Effects of Ruminal Acidosis on Rumen Papillae Transcriptome
University of Delaware
The objectives of this study were to first develop a feeding strategy to induce subacute ruminal acidosis (SARA) in dairy cows and then to measure the differential gene expression occurring in rumen mucosa of dairy cows undergoing SARA through transcriptome analysis using RNA-sequencing technologies. Six ruminally cannulated cows were paired based on days in milk and assigned to either a control or SARA treatment for a 15 day trial. Control cows were fed a standard ration ad libitum throughout the trial. SARA cows were fed a standard ration ad libitum d1-5 and d11- 15, 50% feed restricted on d 6, and fed a high grain diet ad libitum (50:50 ground wheat and barley mix at 20% of ration DM) d7-10 or until plasma fibrinogen levels rose above 150 mg/dL. Rumen pH was monitored continuously from d5-15. Dry matter intake and milk yield were recorded daily. Rumen fluid and fecal samples were taken on d 5, 7, 8, and 12 at 4 time points for volatile fatty acid analysis. Rumen papillae biopsies were extracted from the ventral sac of the rumen on d 5, d 8, and d 15 for histological and gene expression analysis.
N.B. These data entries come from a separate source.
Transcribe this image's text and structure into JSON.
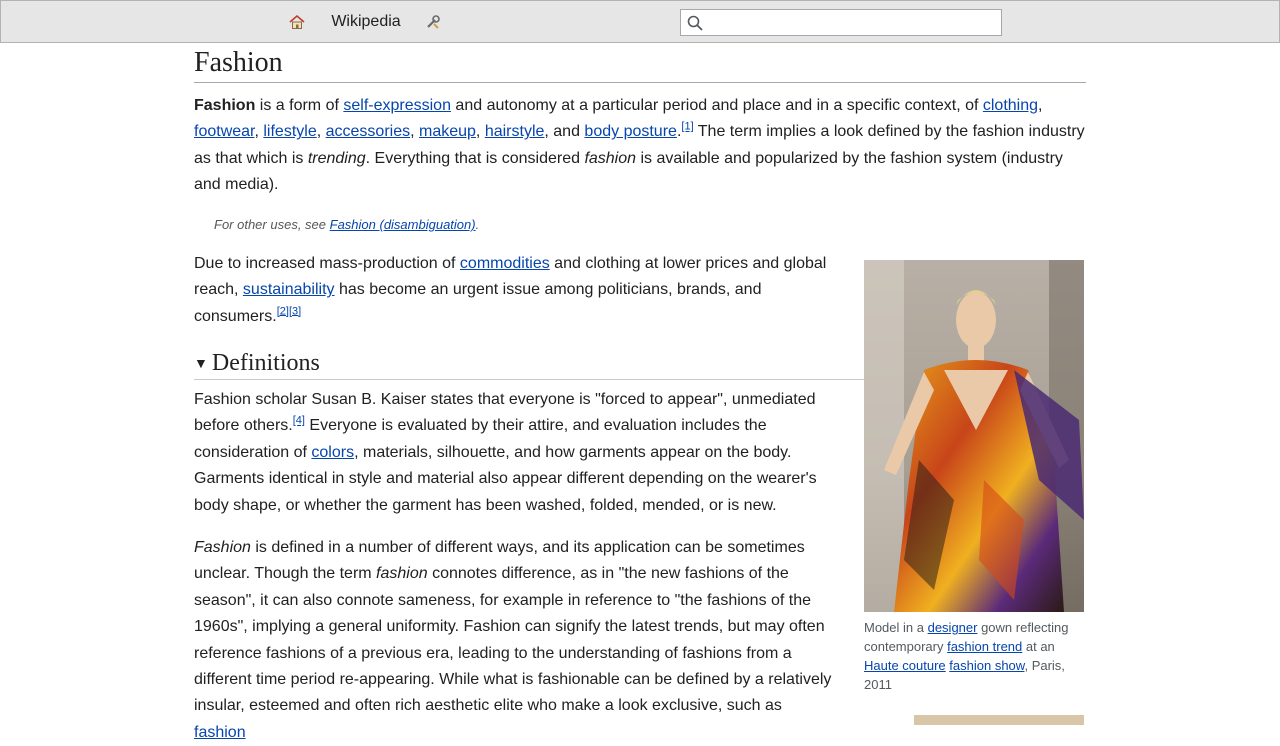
{
  "toolbar": {
    "wikipedia_label": "Wikipedia",
    "search_placeholder": "",
    "home_icon": "home-icon",
    "tools_icon": "tools-icon",
    "search_icon": "search-icon"
  },
  "article": {
    "title": "Fashion",
    "lead": {
      "bold": "Fashion",
      "t1": " is a form of ",
      "link_self_expression": "self-expression",
      "t2": " and autonomy at a particular period and place and in a specific context, of ",
      "link_clothing": "clothing",
      "t3": ", ",
      "link_footwear": "footwear",
      "t4": ", ",
      "link_lifestyle": "lifestyle",
      "t5": ", ",
      "link_accessories": "accessories",
      "t6": ", ",
      "link_makeup": "makeup",
      "t7": ", ",
      "link_hairstyle": "hairstyle",
      "t8": ", and ",
      "link_body_posture": "body posture",
      "t9": ".",
      "ref1": "[1]",
      "t10": " The term implies a look defined by the fashion industry as that which is ",
      "em_trending": "trending",
      "t11": ". Everything that is considered ",
      "em_fashion": "fashion",
      "t12": " is available and popularized by the fashion system (industry and media)."
    },
    "hatnote": {
      "text": "For other uses, see ",
      "link": "Fashion (disambiguation)",
      "end": "."
    },
    "p2": {
      "t1": "Due to increased mass-production of ",
      "link_commodities": "commodities",
      "t2": " and clothing at lower prices and global reach, ",
      "link_sustainability": "sustainability",
      "t3": " has become an urgent issue among politicians, brands, and consumers.",
      "ref2": "[2]",
      "ref3": "[3]"
    },
    "section_definitions": "Definitions",
    "p3": {
      "t1": "Fashion scholar Susan B. Kaiser states that everyone is \"forced to appear\", unmediated before others.",
      "ref4": "[4]",
      "t2": " Everyone is evaluated by their attire, and evaluation includes the consideration of ",
      "link_colors": "colors",
      "t3": ", materials, silhouette, and how garments appear on the body. Garments identical in style and material also appear different depending on the wearer's body shape, or whether the garment has been washed, folded, mended, or is new."
    },
    "p4": {
      "em1": "Fashion",
      "t1": " is defined in a number of different ways, and its application can be sometimes unclear. Though the term ",
      "em2": "fashion",
      "t2": " connotes difference, as in \"the new fashions of the season\", it can also connote sameness, for example in reference to \"the fashions of the 1960s\", implying a general uniformity. Fashion can signify the latest trends, but may often reference fashions of a previous era, leading to the understanding of fashions from a different time period re-appearing. While what is fashionable can be defined by a relatively insular, esteemed and often rich aesthetic elite who make a look exclusive, such as ",
      "link_fashion": "fashion"
    },
    "figure": {
      "caption_t1": "Model in a ",
      "link_designer": "designer",
      "caption_t2": " gown reflecting contemporary ",
      "link_fashion_trend": "fashion trend",
      "caption_t3": " at an ",
      "link_haute_couture": "Haute couture",
      "caption_t4": " ",
      "link_fashion_show": "fashion show",
      "caption_t5": ", Paris, 2011"
    }
  }
}
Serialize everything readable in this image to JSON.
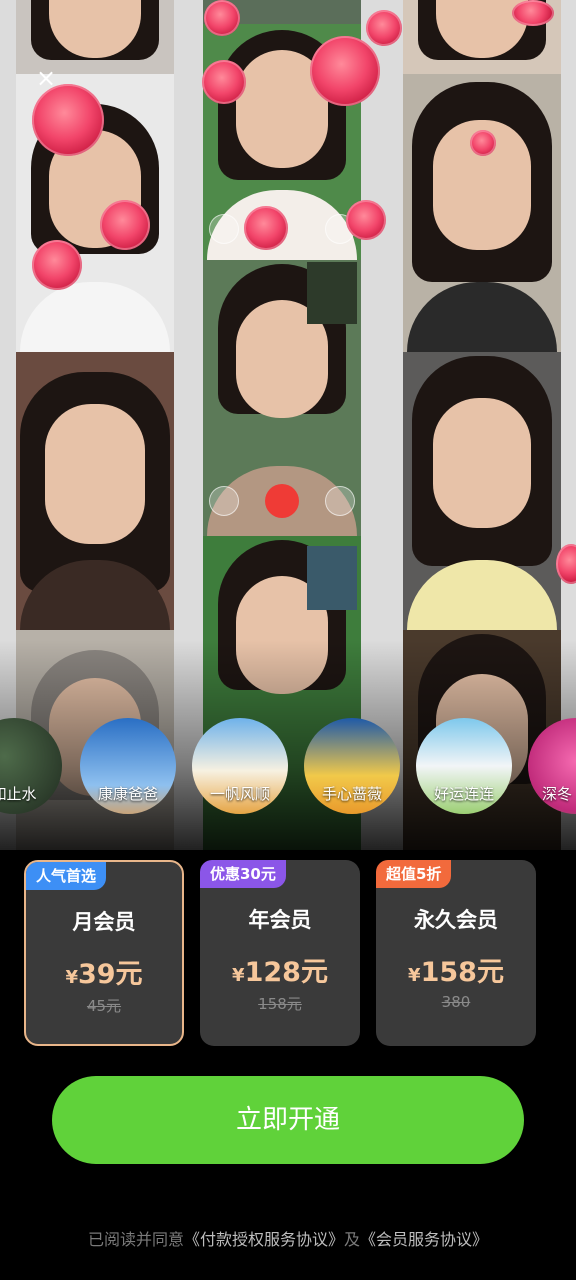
{
  "close_glyph": "×",
  "avatars": [
    {
      "label": "如止水"
    },
    {
      "label": "康康爸爸"
    },
    {
      "label": "一帆风顺"
    },
    {
      "label": "手心蔷薇"
    },
    {
      "label": "好运连连"
    },
    {
      "label": "深冬"
    }
  ],
  "plans": [
    {
      "badge": "人气首选",
      "badge_color": "#3d8ff5",
      "name": "月会员",
      "currency": "¥",
      "price": "39元",
      "original": "45元",
      "selected": true
    },
    {
      "badge": "优惠30元",
      "badge_color": "#8b56e8",
      "name": "年会员",
      "currency": "¥",
      "price": "128元",
      "original": "158元",
      "selected": false
    },
    {
      "badge": "超值5折",
      "badge_color": "#f26a3c",
      "name": "永久会员",
      "currency": "¥",
      "price": "158元",
      "original": "380",
      "selected": false
    }
  ],
  "cta_label": "立即开通",
  "agreement": {
    "prefix": "已阅读并同意",
    "link1": "《付款授权服务协议》",
    "middle": "及",
    "link2": "《会员服务协议》"
  },
  "colors": {
    "accent": "#60d23a",
    "price": "#f6c79b",
    "selected_border": "#e9b68a"
  }
}
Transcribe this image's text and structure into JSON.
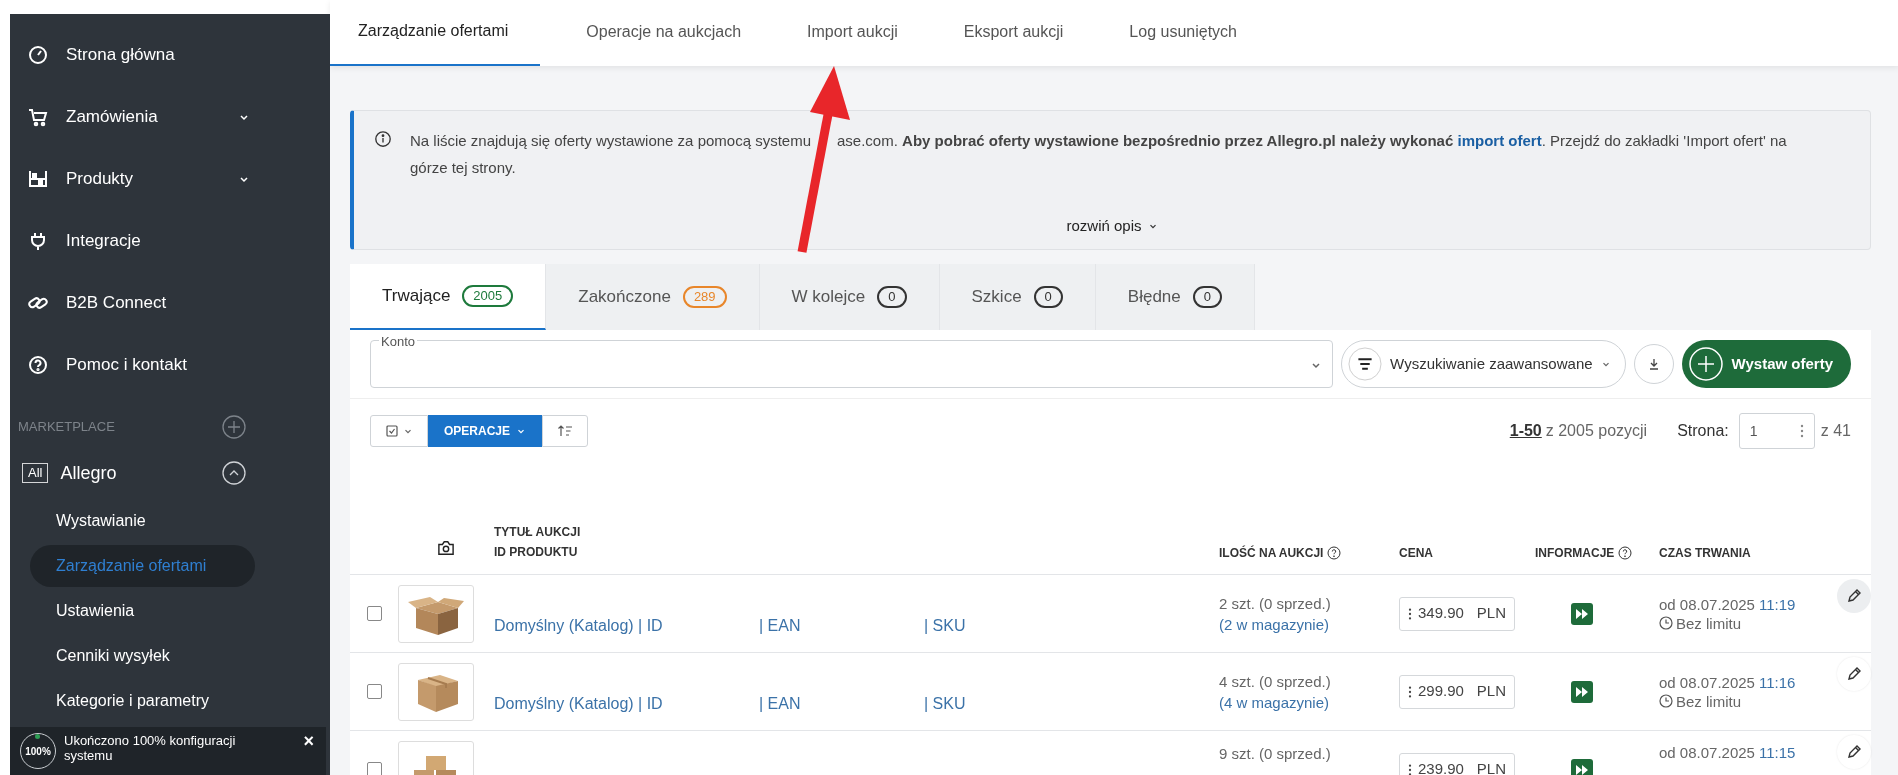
{
  "sidebar": {
    "nav": [
      {
        "label": "Strona główna",
        "expandable": false
      },
      {
        "label": "Zamówienia",
        "expandable": true
      },
      {
        "label": "Produkty",
        "expandable": true
      },
      {
        "label": "Integracje",
        "expandable": false
      },
      {
        "label": "B2B Connect",
        "expandable": false
      },
      {
        "label": "Pomoc i kontakt",
        "expandable": false
      }
    ],
    "section": {
      "label": "MARKETPLACE"
    },
    "account": {
      "badge": "All",
      "name": "Allegro",
      "expanded": true
    },
    "subitems": [
      {
        "label": "Wystawianie",
        "selected": false
      },
      {
        "label": "Zarządzanie ofertami",
        "selected": true
      },
      {
        "label": "Ustawienia",
        "selected": false
      },
      {
        "label": "Cenniki wysyłek",
        "selected": false
      },
      {
        "label": "Kategorie i parametry",
        "selected": false
      }
    ],
    "notice": {
      "badge": "100%",
      "text": "Ukończono 100% konfiguracji systemu",
      "close": "×"
    }
  },
  "top_tabs": [
    {
      "label": "Zarządzanie ofertami",
      "selected": true
    },
    {
      "label": "Operacje na aukcjach",
      "selected": false
    },
    {
      "label": "Import aukcji",
      "selected": false
    },
    {
      "label": "Eksport aukcji",
      "selected": false
    },
    {
      "label": "Log usuniętych",
      "selected": false
    }
  ],
  "annotation": {
    "kind": "arrow"
  },
  "info": {
    "text_before": "Na liście znajdują się oferty wystawione za pomocą systemu",
    "text_before_2": "ase.com. **Aby pobrać oferty wystawione bezpośrednio przez Allegro.pl należy wykonać**",
    "link": "import ofert",
    "text_after": ". Przejdź do zakładki 'Import ofert' na górze tej strony.",
    "toggle": "rozwiń opis"
  },
  "status_tabs": [
    {
      "label": "Trwające",
      "count": "2005",
      "color": "#1e7a3c",
      "selected": true
    },
    {
      "label": "Zakończone",
      "count": "289",
      "color": "#e8862a",
      "selected": false
    },
    {
      "label": "W kolejce",
      "count": "0",
      "color": "#333333",
      "selected": false
    },
    {
      "label": "Szkice",
      "count": "0",
      "color": "#333333",
      "selected": false
    },
    {
      "label": "Błędne",
      "count": "0",
      "color": "#333333",
      "selected": false
    }
  ],
  "filters": {
    "account_label": "Konto",
    "advanced": "Wyszukiwanie zaawansowane",
    "add_button": "Wystaw oferty"
  },
  "toolbar": {
    "operations": "OPERACJE",
    "range": "1-50",
    "total": "z 2005 pozycji",
    "page_label": "Strona:",
    "page_value": "1",
    "page_total": "z 41"
  },
  "table": {
    "columns": [
      {
        "kind": "photo"
      },
      {
        "kind": "title",
        "label": "TYTUŁ AUKCJI",
        "label2": "ID PRODUKTU"
      },
      {
        "kind": "quantity",
        "label": "ILOŚĆ NA AUKCJI",
        "help": true
      },
      {
        "kind": "price",
        "label": "CENA",
        "help": false
      },
      {
        "kind": "info",
        "label": "INFORMACJE",
        "help": true
      },
      {
        "kind": "duration",
        "label": "CZAS TRWANIA",
        "help": false
      }
    ],
    "rows": [
      {
        "checked": false,
        "title_parts": [
          "Domyślny (Katalog) | ID",
          "| EAN",
          "| SKU"
        ],
        "quantity": "2 szt. (0 sprzed.)",
        "stock": "(2 w magazynie)",
        "price": "349.90",
        "currency": "PLN",
        "date": "od 08.07.2025",
        "time": "11:19",
        "duration": "Bez limitu"
      },
      {
        "checked": false,
        "title_parts": [
          "Domyślny (Katalog) | ID",
          "| EAN",
          "| SKU"
        ],
        "quantity": "4 szt. (0 sprzed.)",
        "stock": "(4 w magazynie)",
        "price": "299.90",
        "currency": "PLN",
        "date": "od 08.07.2025",
        "time": "11:16",
        "duration": "Bez limitu"
      },
      {
        "checked": false,
        "title_parts": [],
        "quantity": "9 szt. (0 sprzed.)",
        "price": "239.90",
        "currency": "PLN",
        "date": "od 08.07.2025",
        "time": "11:15"
      }
    ]
  }
}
Rumen mean pH was found to be lower than control cows and SARA cows spent an overall increased time numerically under pH 5.6 (260min/d) in comparison to control cows (78min/d) during the challenge period. Dry matter intake was lower for SARA cows during post-challenge. Milk yield was lower for SARA cows during the challenge period and tended to be lower during post-challenge. Rumen butyrate, rumen lactate, and fecal lactate increased in response to treatment. Histological analysis showed there was no effect of treatment microscopically apparent in the rumen mucosa. Through transcriptome analysis, 172 genes were found to be differentially expressed because of treatment during the challenge period (d8). Of these genes, the molecular pathway of homophilic cell adhesion was upregulated in SARA cows indicative of a structural response in rumen mucosa tissue to oppose the creation of a weakened permeability barrier caused by an inflammatory response. Based on the intraruminal and symptomatic changes seen in SARA treated cows, we can conclude that we successfully induced SARA. This SARA treatment did not cause microscopically apparent changes in the rumen mucosa, but did cause an upregulation of genes involving maintaining cell adhesion.